Montag, 19. Oktober 2015
cracked archangel
Nein, jetzt nicht noch mal ➱Nico, obgleich der Titel auch für sie passen würde. Cracked archangel hat Herman Melville den englischen Universalgelehrten Sir Thomas Browne genannt, der heute vor 410 Jahren geboren wurde. W.G. Sebald (der ➱hier einen Post hat) hat ihn in seinen Roman Die Ringe des Saturn hineingeschrieben. Melville hat sich immer wieder aus dem Werk des Arztes und Philosophen bedient. Haben andere auch getan. Das Motto von Edgar Allan Poes berühmter Erzählung The Murders in the Rue Morgue - What song the Syrens sang, or what name Achilles assumed when he hid himself among women, although puzzling questions, are not beyond all conjecture - stammt auch von Brown. Putzt ungemein. Als John Aubrey ihn um einen kurzen Lebenslauf (denn die Lebensläufe in seinem ➱Buch Brief Lives sind angenehm kurz) gebeten hatte, schickte ihm Browne diese Zeilen: I was born in St Michael's Cheap in London, went to school at Winchester College, then went to Oxford, spent some years in foreign parts, was admitted to be a Socius Honorarius of the College of Physicians in London, Knighted September 1671, when the King Charles II, the Queen and Court came to Norwich. Writ Religio Medici in English, which was since translated into Latin, French, Italian, High and Low Dutch, Pseudodoxia Epidemica, or Enquiries into Common and Vulgar Errors translated into Dutch four or five years ago. Hydriotaphia, or Urn Buriall. Hortus Cyri, or de Quincunce. Have some miscellaneous tracts which may be published.

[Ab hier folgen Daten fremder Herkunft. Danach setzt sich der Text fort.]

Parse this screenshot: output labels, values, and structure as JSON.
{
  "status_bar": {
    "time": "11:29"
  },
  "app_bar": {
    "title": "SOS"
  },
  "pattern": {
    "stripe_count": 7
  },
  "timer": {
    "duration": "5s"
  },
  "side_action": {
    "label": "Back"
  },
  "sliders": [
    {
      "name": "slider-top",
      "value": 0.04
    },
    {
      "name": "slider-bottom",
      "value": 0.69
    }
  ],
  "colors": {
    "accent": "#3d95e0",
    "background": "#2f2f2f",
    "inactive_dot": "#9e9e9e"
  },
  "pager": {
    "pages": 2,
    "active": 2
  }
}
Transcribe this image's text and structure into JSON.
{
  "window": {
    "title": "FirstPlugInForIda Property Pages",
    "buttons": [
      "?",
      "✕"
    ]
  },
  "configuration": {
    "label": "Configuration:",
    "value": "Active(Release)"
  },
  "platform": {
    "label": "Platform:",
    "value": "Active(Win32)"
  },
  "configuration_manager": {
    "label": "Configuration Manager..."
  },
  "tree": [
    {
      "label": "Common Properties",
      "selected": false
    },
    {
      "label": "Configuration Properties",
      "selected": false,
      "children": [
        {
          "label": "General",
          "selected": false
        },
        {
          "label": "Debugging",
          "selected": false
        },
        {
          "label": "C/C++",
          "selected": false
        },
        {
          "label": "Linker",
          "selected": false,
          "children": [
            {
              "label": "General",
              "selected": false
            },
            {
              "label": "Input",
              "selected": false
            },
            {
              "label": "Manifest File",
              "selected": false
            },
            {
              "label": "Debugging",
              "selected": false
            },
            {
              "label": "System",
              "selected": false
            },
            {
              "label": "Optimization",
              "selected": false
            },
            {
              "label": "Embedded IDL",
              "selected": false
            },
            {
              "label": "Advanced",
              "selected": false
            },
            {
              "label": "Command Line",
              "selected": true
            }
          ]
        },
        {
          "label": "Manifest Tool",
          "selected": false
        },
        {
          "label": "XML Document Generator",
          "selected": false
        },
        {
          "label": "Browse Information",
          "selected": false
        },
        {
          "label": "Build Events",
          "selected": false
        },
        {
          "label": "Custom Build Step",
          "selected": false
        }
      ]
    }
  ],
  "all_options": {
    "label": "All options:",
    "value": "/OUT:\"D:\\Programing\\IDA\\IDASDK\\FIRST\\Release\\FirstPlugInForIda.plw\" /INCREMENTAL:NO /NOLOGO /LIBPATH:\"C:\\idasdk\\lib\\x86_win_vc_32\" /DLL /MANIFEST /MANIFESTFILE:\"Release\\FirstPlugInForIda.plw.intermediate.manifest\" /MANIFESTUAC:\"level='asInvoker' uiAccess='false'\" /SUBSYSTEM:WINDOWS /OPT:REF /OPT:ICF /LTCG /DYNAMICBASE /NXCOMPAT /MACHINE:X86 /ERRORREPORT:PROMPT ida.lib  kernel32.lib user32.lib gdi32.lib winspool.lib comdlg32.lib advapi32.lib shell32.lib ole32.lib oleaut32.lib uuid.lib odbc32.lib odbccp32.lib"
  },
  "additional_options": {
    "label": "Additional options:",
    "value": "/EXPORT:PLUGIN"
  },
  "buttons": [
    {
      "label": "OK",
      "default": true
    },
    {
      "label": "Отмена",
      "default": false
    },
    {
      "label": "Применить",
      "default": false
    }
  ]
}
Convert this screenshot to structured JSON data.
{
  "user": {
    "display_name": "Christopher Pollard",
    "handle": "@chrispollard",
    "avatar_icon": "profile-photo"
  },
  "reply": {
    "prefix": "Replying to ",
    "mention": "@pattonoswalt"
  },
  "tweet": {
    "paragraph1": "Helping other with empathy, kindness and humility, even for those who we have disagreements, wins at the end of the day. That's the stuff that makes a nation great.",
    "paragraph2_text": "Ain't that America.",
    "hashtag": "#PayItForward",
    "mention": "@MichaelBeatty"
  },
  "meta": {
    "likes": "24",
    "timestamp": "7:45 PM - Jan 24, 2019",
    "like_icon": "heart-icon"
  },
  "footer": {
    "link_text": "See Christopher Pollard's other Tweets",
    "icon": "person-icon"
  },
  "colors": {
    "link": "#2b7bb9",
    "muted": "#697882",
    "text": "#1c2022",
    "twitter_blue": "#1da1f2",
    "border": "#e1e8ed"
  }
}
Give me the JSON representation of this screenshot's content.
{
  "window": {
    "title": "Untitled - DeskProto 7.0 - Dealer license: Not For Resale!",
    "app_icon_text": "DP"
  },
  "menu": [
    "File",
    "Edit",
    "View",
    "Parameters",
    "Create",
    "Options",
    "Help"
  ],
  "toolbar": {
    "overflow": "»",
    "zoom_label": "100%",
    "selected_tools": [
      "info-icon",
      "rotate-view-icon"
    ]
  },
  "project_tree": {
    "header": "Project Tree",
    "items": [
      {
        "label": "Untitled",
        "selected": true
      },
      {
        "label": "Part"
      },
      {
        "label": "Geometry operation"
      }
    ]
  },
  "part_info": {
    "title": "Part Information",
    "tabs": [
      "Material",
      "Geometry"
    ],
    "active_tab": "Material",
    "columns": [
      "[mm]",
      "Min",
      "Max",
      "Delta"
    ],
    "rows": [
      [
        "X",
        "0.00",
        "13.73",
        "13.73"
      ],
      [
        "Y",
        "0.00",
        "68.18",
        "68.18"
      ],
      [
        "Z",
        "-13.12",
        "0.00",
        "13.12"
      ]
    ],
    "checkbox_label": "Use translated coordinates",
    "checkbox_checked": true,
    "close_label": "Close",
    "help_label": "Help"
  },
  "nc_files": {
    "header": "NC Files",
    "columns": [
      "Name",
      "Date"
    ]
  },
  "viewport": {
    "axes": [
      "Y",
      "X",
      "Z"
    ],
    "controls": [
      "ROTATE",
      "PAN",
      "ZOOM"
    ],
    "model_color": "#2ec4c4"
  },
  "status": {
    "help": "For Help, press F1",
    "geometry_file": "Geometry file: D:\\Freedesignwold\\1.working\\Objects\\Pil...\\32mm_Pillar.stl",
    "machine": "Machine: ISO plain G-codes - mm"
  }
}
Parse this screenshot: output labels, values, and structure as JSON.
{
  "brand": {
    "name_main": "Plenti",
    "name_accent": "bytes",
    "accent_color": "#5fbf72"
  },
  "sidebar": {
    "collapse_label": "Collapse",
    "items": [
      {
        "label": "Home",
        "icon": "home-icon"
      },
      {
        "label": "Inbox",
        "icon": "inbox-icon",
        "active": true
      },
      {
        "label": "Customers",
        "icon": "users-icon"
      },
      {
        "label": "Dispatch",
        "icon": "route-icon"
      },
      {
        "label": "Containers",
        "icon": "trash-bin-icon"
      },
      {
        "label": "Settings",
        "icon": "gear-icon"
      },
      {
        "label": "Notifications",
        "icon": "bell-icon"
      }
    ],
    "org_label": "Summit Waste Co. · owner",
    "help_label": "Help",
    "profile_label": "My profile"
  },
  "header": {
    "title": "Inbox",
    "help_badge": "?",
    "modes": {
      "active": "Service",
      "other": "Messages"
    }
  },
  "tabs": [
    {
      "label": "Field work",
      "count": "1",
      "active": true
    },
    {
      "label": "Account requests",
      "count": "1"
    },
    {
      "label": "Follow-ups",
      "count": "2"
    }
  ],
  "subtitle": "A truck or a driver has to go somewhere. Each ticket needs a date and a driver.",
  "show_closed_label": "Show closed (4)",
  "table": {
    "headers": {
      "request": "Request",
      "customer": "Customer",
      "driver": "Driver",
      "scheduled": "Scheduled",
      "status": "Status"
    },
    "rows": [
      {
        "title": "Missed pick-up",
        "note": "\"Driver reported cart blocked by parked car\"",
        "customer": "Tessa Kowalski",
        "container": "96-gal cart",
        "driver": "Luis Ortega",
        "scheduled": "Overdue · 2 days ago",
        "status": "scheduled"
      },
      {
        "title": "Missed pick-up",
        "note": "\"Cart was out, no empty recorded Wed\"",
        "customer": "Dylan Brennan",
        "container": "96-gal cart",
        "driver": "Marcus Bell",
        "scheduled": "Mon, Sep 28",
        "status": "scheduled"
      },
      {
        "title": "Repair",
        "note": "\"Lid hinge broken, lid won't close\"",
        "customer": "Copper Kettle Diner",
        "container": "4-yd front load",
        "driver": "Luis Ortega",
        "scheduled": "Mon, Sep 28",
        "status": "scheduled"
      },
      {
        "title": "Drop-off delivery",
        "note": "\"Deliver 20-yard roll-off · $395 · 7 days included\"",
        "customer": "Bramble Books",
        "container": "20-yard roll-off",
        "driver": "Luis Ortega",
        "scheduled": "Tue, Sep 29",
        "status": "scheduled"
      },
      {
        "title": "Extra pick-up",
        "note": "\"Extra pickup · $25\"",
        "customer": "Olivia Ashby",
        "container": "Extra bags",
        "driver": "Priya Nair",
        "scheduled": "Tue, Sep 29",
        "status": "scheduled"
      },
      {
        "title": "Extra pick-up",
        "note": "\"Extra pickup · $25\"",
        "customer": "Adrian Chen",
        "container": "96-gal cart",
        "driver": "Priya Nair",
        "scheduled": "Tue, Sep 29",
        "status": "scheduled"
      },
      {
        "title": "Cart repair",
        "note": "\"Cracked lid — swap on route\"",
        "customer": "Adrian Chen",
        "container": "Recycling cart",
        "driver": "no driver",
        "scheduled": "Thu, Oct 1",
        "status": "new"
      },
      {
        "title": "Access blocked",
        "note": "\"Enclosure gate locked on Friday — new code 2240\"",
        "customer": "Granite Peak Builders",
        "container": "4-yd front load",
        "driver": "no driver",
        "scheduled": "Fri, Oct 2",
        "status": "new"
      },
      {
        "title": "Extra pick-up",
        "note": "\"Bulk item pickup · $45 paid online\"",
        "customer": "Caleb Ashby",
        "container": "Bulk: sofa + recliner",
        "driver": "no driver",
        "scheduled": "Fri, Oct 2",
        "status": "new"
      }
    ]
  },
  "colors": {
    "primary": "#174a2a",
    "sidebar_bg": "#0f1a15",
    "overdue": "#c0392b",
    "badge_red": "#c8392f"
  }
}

So kurz fasst er sich in Religio Medici oder Urn Buriall sonst nicht. Sein Werk ist der wunderbarste Kuddelmuddel, den es gibt. Stilistisch eine Herausforderung, die englische Sprache verdankt ihm hunderte von Wörtern, die es vorher nicht gab. Natürlich solche Wörter, die man damals hard words nannte. ➱Dr Johnson, der Verfasser des ersten englischen Wörterbuchs (das Becky Sharp in ➱Thackerays Vanity Fair aus dem Kutschenfenster wirft), war von Thomas Brown begeistert: His style is, indeed, a tissue of many languages; a mixture of heterogeneous words, brought together from distant regions, with terms originally appropriated to one art, and drawn by violence into the service of another. He must, however, be confessed to have augmented our philosophical diction; and, in defence of his uncommon words and expressions, we must consider, that he had uncommon sentiments, and was not content to express, in many words, that idea for which any language could supply a single term.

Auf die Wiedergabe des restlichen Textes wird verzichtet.